In our Retail Management class, we debated the use of policies in two different areas, swearing, and tattoos. While the class was evidently divided, it did bring about the discussion that while it may be important in some situations, it may not be the best for all.
Retail establishments create policies for the benefit for everyone, not just a few. While some may complain about a certain policy, in the end, it may head off problems. I have been employed in several businesses where a policy was in place that outlined improper language and discrimination, where another outlined swearing, drinking in public and improper behavior. While the first situation was an office setting, the second was in a church and was policy after a situation arose.
Who decides that policies should be in place is hard to answer, as it may be a culmination of management, owner beliefs, laws, and the customers themselves. It could also be the result of the employee requesting a policy to benefit everyone in a particular company or department. A decision to allow employees to donate their vacation time to an employee with a sick family member was not magically in place, as it came from a suggestion and acted on. While it may not benefit everyone, it benefits someone who needs it.
Today, most businesses have an anti-discrimination policy in place, due to issues that may have arisen in the past, public occurrences that have been in the news, or policy initiated by the management. To be efficient, one needs to be proactive and not reactive to such matters, as some could be perceived as against the law and a threat to a business.
In one of our debates, we evaluated the merit of a policy for tattoos in the workplace. While some students felt it was “discrimination” as not all who wear a tattoo are the motorcycle misfits, some felt that it was fine to cover up when working. A policy in place would be for everyone, not just for a few, and would be for the benefit of the customer. What is a good policy? The tattoo should not be in view of the customer and either covered with makeup or with a bandaid, if not easily covered with clothing. Penalties would involve getting a spoken reprimand, written reprimand and then possibly being fired. It was interesting in my research that if I person who wanted the job bad enough would need to decide between the right of wearing the tattoo or having the job. The question comes down to what is more important? And in today’s world, the job may win.

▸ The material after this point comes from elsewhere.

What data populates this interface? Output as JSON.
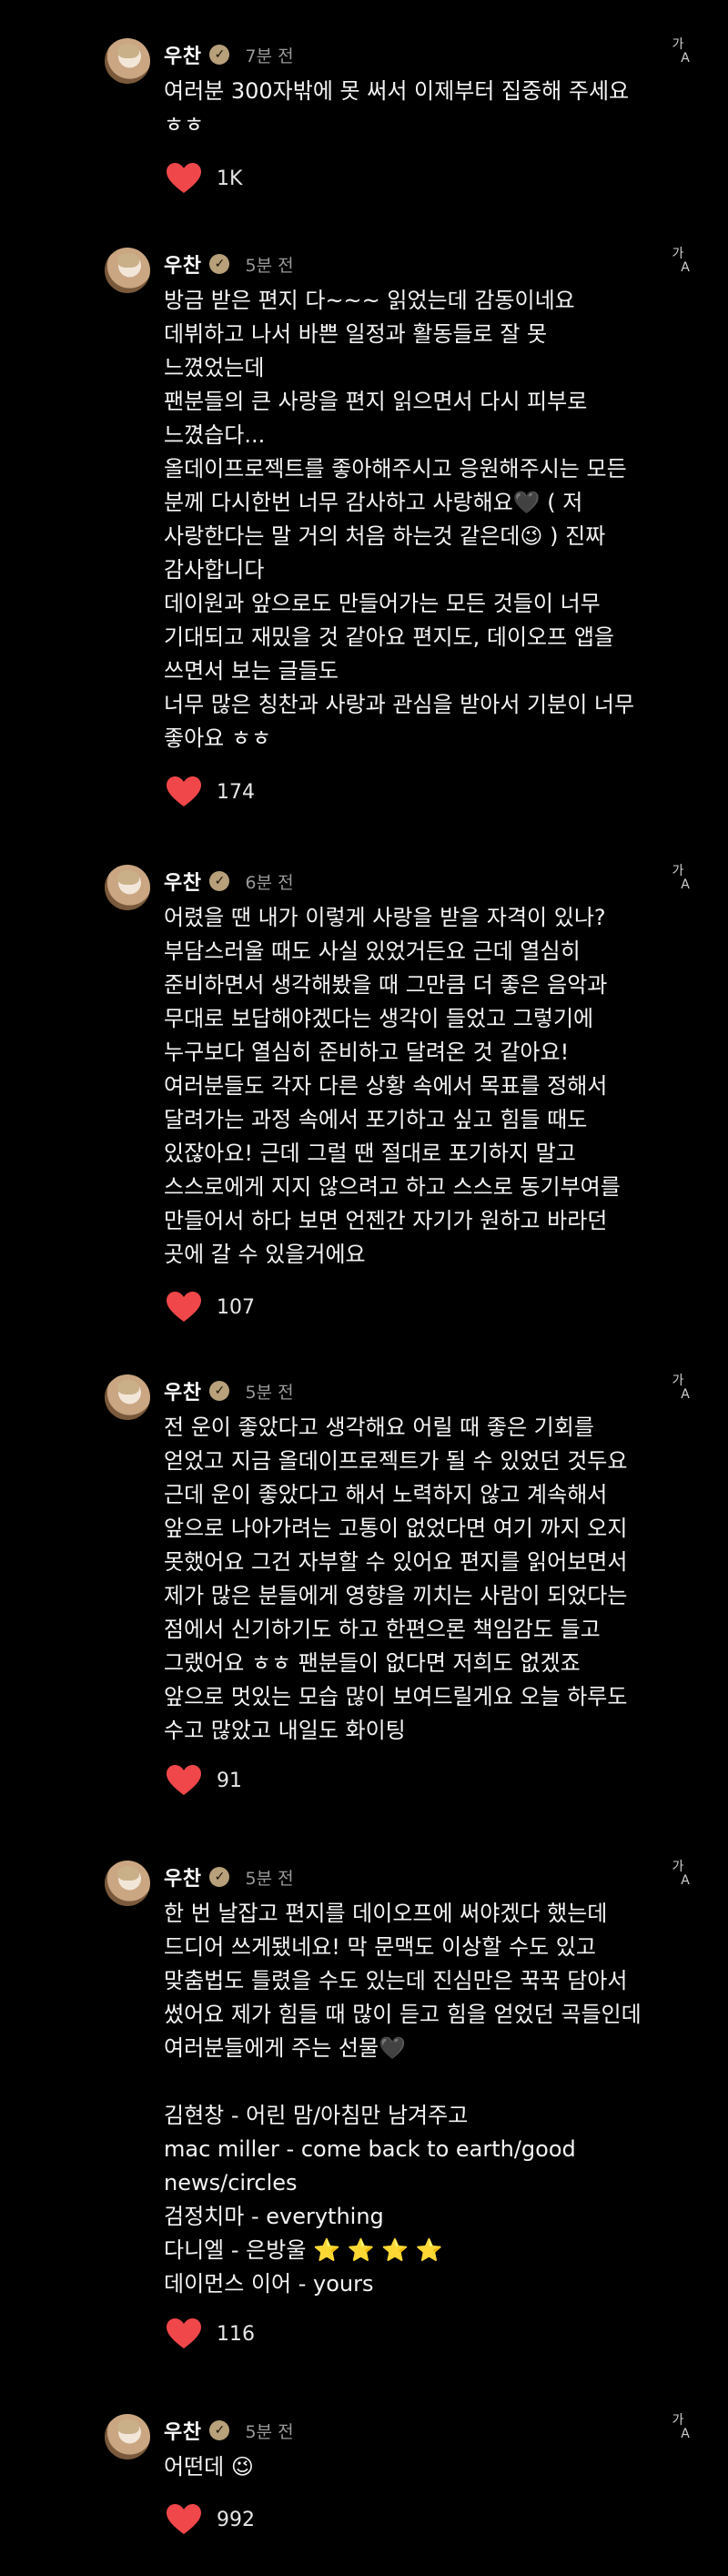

In reviewing the pros and cons of any situation that may arise, I feel that to have a policy is the best for all concerned so that there is no question in anyone’s mind of a maybe, inflexible policy rule that may be out there. In setting guidelines prior to a situation makes a business stronger and more welcoming to employees. I would not want to work at a business that was lucy-goosy in how they viewed the rights of their employees and the work atmosphere overall. As parents, we set guidelines for our children and I feel that is a good practice to follow in business also.